Jealous also needs to mind her own business. Does anybody remember that phrase? I remember growing up and being told to mind my own business all the time. It was a phrase that people used all the time and it was generally understood that not minding one's own business was a bad thing to do. Today it seems as if minding the business of others has become a cottage industry. Jealous minds the business of her cousin obsessively. What does she care what her cousin does, where she goes, how much she makes or what others think of her? She can't control any of those things, nor should she be able to control any of those things. All Jealous can control is herself and her own sinful reactions to the success of her cousin. If Jealous spent just half the time she obsessively and sinfully spends envying her cousin on seeking to control her own sinful behaviors she could become one of the nicest people in human history.

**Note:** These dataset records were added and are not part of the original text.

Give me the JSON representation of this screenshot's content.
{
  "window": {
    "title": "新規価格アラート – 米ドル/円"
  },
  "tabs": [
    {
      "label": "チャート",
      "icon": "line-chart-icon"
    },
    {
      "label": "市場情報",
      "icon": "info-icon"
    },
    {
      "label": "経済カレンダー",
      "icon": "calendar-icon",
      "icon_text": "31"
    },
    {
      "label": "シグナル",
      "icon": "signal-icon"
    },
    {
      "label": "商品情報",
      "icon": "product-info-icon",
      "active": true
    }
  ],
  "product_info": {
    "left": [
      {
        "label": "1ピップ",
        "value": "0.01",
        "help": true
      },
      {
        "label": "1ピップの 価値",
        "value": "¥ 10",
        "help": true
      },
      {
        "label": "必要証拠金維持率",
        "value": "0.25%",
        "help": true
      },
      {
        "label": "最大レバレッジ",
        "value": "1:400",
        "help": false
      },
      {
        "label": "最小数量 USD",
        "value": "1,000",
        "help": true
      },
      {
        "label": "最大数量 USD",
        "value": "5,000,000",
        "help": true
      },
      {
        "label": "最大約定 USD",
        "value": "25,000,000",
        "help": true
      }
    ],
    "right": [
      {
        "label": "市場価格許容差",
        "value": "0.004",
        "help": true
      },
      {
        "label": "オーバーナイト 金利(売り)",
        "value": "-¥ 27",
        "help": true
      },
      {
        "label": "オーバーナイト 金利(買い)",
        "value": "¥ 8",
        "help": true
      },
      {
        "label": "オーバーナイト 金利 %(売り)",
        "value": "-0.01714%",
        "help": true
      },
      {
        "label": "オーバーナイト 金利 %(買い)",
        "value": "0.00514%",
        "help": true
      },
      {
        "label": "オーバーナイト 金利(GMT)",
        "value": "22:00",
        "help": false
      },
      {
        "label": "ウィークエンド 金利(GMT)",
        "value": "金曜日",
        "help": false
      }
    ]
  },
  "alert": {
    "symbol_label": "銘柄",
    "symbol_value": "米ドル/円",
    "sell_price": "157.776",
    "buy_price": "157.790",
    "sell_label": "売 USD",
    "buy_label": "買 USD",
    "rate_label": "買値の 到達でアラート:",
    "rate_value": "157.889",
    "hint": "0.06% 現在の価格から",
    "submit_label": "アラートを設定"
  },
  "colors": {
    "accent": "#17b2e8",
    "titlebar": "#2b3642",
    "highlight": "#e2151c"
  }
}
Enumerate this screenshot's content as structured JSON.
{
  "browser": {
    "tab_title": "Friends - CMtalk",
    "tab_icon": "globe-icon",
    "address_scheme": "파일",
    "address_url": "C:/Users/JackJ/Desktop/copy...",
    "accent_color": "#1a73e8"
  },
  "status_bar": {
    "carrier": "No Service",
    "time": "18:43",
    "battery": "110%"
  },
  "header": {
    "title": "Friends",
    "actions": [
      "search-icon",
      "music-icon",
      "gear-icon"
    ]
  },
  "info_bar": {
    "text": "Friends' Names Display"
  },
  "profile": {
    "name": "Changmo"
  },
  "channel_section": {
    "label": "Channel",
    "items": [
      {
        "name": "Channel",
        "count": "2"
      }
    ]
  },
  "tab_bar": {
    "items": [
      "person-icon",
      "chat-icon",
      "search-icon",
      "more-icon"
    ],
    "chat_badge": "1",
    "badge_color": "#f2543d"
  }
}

Jealous needs to stop blaming others as well. Playing the victim is anther modern behavior that is well entrenched in our sin-ridden society. If her cousin is skinnier than she is and she wants to be skinny, then go on a diet and starve yourself to death. Stop complaining about the fact that you have a "few extra pounds" and get rid of them. These first world problems always amaze me. How selfish, how egocentric, how stupid they all are. If Jealous wants to move to a better home, find a better job and make more money so you can. Stop looking at others and start looking at yourself and you will be much better off.
Of course this entire rant is just my suggestion on what to do to help Jealous. I have no intention or desire to control the behavior of Jealous. As a Welshman I realize that self control is the only possible form of human control and the only control of any real value. And as a human I have plenty of things to work on myself before I am ready to fix everyone else.